Thursday 5 June 2008



June 5. Irish impressions

So here we are in Norniron. Those of you who care for my well-being will be relieved to learn, however, that I do not intend to try out my “Rovverund Eeyane Peeaysleh” accent on the locals.
The Giant's Causeway from above...

I crossed from Troon on the fast but dull (because you can’t go out on deck) P and O hydrofoil, on a grey and gloomy day. The rain pursued me westwards as I drove along the coast road from Larne. I stopped at Ballycastle to buy some ‘dulse’, the seaweed that is the local speciality. It is purple, rather than green, and I sautéed a bagful in butter to accompany my sausages and beans for supper. If that sounds like a bizarre combination, it actually worked out quite well. The dulse was very salty, very chewy and tasted very much of the sea. Apparently, you can eat it raw, as a snack to accompany a drink. I don’t think the manufacturers of pork scratchings have too much to worry about.
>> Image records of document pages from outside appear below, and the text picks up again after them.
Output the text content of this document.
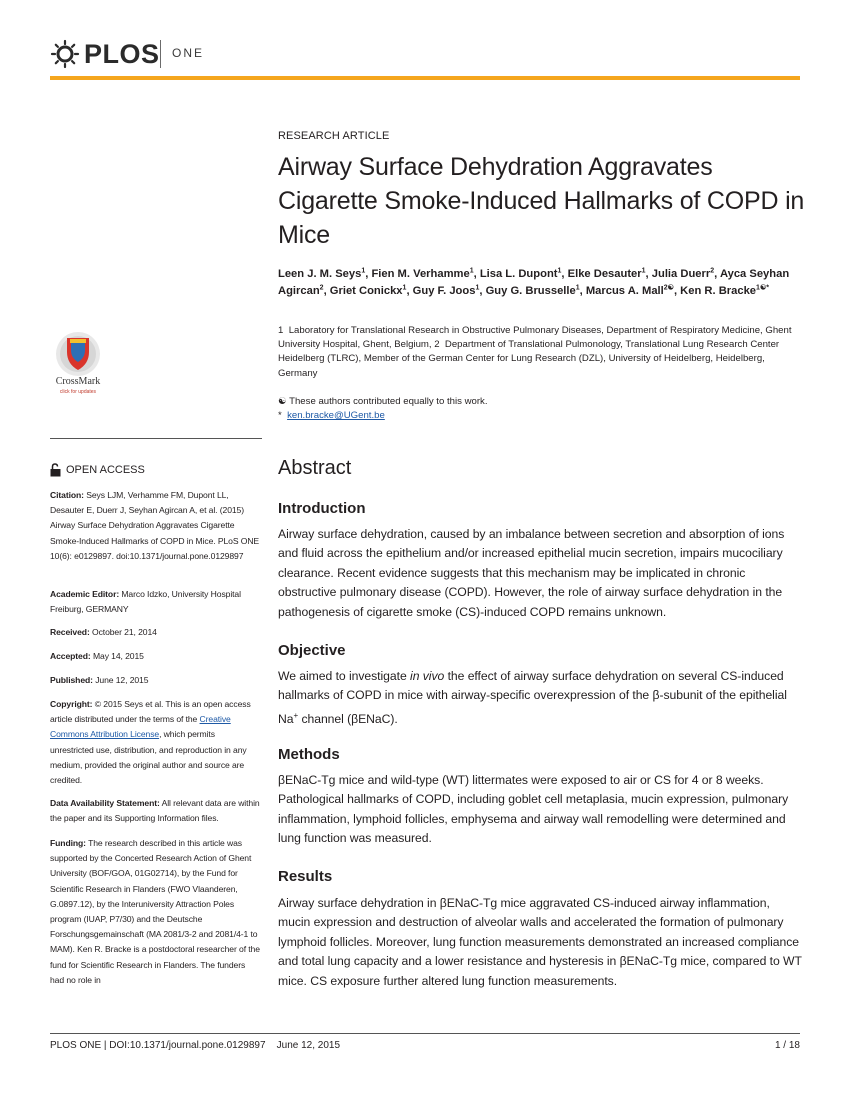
PLOS ONE
CrossMark
click for updates
OPEN ACCESS
Citation: Seys LJM, Verhamme FM, Dupont LL, Desauter E, Duerr J, Seyhan Agircan A, et al. (2015) Airway Surface Dehydration Aggravates Cigarette Smoke-Induced Hallmarks of COPD in Mice. PLoS ONE 10(6): e0129897. doi:10.1371/journal.pone.0129897
Academic Editor: Marco Idzko, University Hospital Freiburg, GERMANY
Received: October 21, 2014
Accepted: May 14, 2015
Published: June 12, 2015
Copyright: © 2015 Seys et al. This is an open access article distributed under the terms of the Creative Commons Attribution License, which permits unrestricted use, distribution, and reproduction in any medium, provided the original author and source are credited.
Data Availability Statement: All relevant data are within the paper and its Supporting Information files.
Funding: The research described in this article was supported by the Concerted Research Action of Ghent University (BOF/GOA, 01G02714), by the Fund for Scientific Research in Flanders (FWO Vlaanderen, G.0897.12), by the Interuniversity Attraction Poles program (IUAP, P7/30) and the Deutsche Forschungsgemainschaft (MA 2081/3-2 and 2081/4-1 to MAM). Ken R. Bracke is a postdoctoral researcher of the fund for Scientific Research in Flanders. The funders had no role in
RESEARCH ARTICLE
Airway Surface Dehydration Aggravates Cigarette Smoke-Induced Hallmarks of COPD in Mice
Leen J. M. Seys$^1$, Fien M. Verhamme$^1$, Lisa L. Dupont$^1$, Elke Desauter$^1$, Julia Duerr$^2$, Ayca Seyhan Agircan$^2$, Griet Conickx$^1$, Guy F. Joos$^1$, Guy G. Brusselle$^1$, Marcus A. Mall$^{2☯}$, Ken R. Bracke$^{1☯*}$
1 Laboratory for Translational Research in Obstructive Pulmonary Diseases, Department of Respiratory Medicine, Ghent University Hospital, Ghent, Belgium, 2 Department of Translational Pulmonology, Translational Lung Research Center Heidelberg (TLRC), Member of the German Center for Lung Research (DZL), University of Heidelberg, Heidelberg, Germany
☯ These authors contributed equally to this work.
* ken.bracke@UGent.be
Abstract
Introduction

Airway surface dehydration, caused by an imbalance between secretion and absorption of ions and fluid across the epithelium and/or increased epithelial mucin secretion, impairs mucociliary clearance. Recent evidence suggests that this mechanism may be implicated in chronic obstructive pulmonary disease (COPD). However, the role of airway surface dehydration in the pathogenesis of cigarette smoke (CS)-induced COPD remains unknown.

Objective

We aimed to investigate in vivo the effect of airway surface dehydration on several CS-induced hallmarks of COPD in mice with airway-specific overexpression of the β-subunit of the epithelial Na+ channel (βENaC).

Methods

βENaC-Tg mice and wild-type (WT) littermates were exposed to air or CS for 4 or 8 weeks. Pathological hallmarks of COPD, including goblet cell metaplasia, mucin expression, pulmonary inflammation, lymphoid follicles, emphysema and airway wall remodelling were determined and lung function was measured.

Results

Airway surface dehydration in βENaC-Tg mice aggravated CS-induced airway inflammation, mucin expression and destruction of alveolar walls and accelerated the formation of pulmonary lymphoid follicles. Moreover, lung function measurements demonstrated an increased compliance and total lung capacity and a lower resistance and hysteresis in βENaC-Tg mice, compared to WT mice. CS exposure further altered lung function measurements.

PLOS ONE | DOI:10.1371/journal.pone.0129897    June 12, 2015	1 / 18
I had to stop at the Giant’s Causeway. It’s in the same category as Lundy, or Cape Wrath, for that matter: the sort of place that everyone ought to visit once in their lives, but to which, I suspect, very few ever return. The pentagonal and hexagonal basalt columns are indeed a geological marvel, but it’s still surprising that it attracts quite so many people – over half a million a year – and from all over the world. There were as many Americans and Australians there as English and Irish. I wonder if it lived up to their expectations, or whether quite a few of them went away muttering, as William Thackeray did in 1842, “I’ve travelled 150 miles to see that”. I put it down to the blarney. Whoever hit upon the idea of calling it "The Giant's Causeway" was a true marketing genius.

I wasn’t disappointed, because I wasn’t expecting to be knocked out by what my daughter Becky would doubtless have described in her younger days as “a load of boring old rocks”. Anyway, I’ve been there, and that’s what counts.

My campsite is just outside Portrush. The proprietor is a talkative chap. I asked him what was the best route to cycle to Coleraine, all of six miles distant. Ten minutes later he was still expatiating on the apparently limitless number of alternatives and I was still scratching my head. He didn’t quite say: “Sorr, if I was travelling there, I wouldn’t be starting from here”, but I’m sure he would have done if I hadn’t made my excuses and gone off to consult a map. In the event, and bearing in mind that it was tipping down with rain, I took the van.

Today was the first day of the Royal Cornwall Show. If anything has made me feel nostalgic for the West Country and my former role in life, it is that. I hope and trust it was a huge success.